Mexiko und Fußball. Bei manch einem tauchen da vor dem geistigen Auge ganz sicher die mit Sombrero behüteten Lothar Matthäus und Pierre Littbarski auf, dazu ein "Mexico, mi amor" trällernder Peter Alexander. Nun, es war 1986. Es war Fußball-WM - und die war eben in Mexiko. Es war eine Zeit, in der uns der heilige DFB noch freie Hand ließ bei der Wahl unseres fahrbaren Untersatzes. Das Bier musste nicht aus der Eifel kommen. Und wer seine Oma im Schwarzwald anrufen mochte, der steckte die Finger in eine Wählscheibe - und hatte nicht die Spur einer Ahnung, dass er irgendwann mal über unterschiedliche Anbieter wird nachdenken müssen.
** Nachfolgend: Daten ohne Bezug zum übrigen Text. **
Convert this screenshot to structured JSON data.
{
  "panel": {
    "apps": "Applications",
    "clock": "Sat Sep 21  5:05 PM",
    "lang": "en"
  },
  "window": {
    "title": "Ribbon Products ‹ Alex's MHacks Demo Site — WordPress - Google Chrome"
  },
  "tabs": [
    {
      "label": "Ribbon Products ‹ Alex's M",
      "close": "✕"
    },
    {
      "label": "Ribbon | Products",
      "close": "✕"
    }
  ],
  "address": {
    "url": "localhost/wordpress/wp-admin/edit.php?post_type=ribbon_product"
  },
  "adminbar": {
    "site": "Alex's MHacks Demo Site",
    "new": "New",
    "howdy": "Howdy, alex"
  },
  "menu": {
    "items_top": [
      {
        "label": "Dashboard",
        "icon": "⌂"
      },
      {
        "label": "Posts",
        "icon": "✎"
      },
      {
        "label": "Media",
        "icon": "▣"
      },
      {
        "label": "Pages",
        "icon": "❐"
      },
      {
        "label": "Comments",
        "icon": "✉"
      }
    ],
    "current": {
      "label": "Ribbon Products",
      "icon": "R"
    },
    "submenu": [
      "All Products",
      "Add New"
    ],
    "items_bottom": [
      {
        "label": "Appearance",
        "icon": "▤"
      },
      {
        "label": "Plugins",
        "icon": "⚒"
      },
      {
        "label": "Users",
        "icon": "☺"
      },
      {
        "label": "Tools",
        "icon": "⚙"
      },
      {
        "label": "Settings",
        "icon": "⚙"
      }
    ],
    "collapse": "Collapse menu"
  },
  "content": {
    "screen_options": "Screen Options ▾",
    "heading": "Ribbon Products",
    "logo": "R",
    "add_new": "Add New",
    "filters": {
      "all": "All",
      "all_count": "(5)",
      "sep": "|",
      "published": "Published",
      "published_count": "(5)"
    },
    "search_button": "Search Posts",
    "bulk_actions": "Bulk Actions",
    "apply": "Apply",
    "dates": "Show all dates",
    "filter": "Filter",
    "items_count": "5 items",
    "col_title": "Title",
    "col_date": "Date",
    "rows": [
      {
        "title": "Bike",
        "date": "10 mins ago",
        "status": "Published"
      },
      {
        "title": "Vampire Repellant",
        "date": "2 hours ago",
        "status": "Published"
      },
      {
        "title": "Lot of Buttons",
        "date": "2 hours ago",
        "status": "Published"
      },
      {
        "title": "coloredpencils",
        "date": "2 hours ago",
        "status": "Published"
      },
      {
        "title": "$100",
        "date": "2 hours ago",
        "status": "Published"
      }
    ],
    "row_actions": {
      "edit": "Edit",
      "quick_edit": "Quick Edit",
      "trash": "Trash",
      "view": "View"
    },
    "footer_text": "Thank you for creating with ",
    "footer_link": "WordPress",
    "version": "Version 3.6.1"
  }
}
Einzig der Belag des Plattenspielers war zu WM-Zeiten vorgeschrieben, es gab Musik von Udo Jürgens ("Buenos días, Argentina"), Michael Schanze ("Olé España") - oder eben Peter Alexander.

Ende im Elfmeterschießen

Für die Mexikaner war die damalige WM im eigenen Land aus anderem Grund eine besondere. Nicht nur, dass besagte Kopfbedeckung reißenden Absatz fand. Es lief auch sportlich ungewohnt gut. Zwar zählte sich die El Tri - egal ob am Skagerrak oder am Rio de la Plata - vom Selbstverständnis her stets zu den Geheimtipps.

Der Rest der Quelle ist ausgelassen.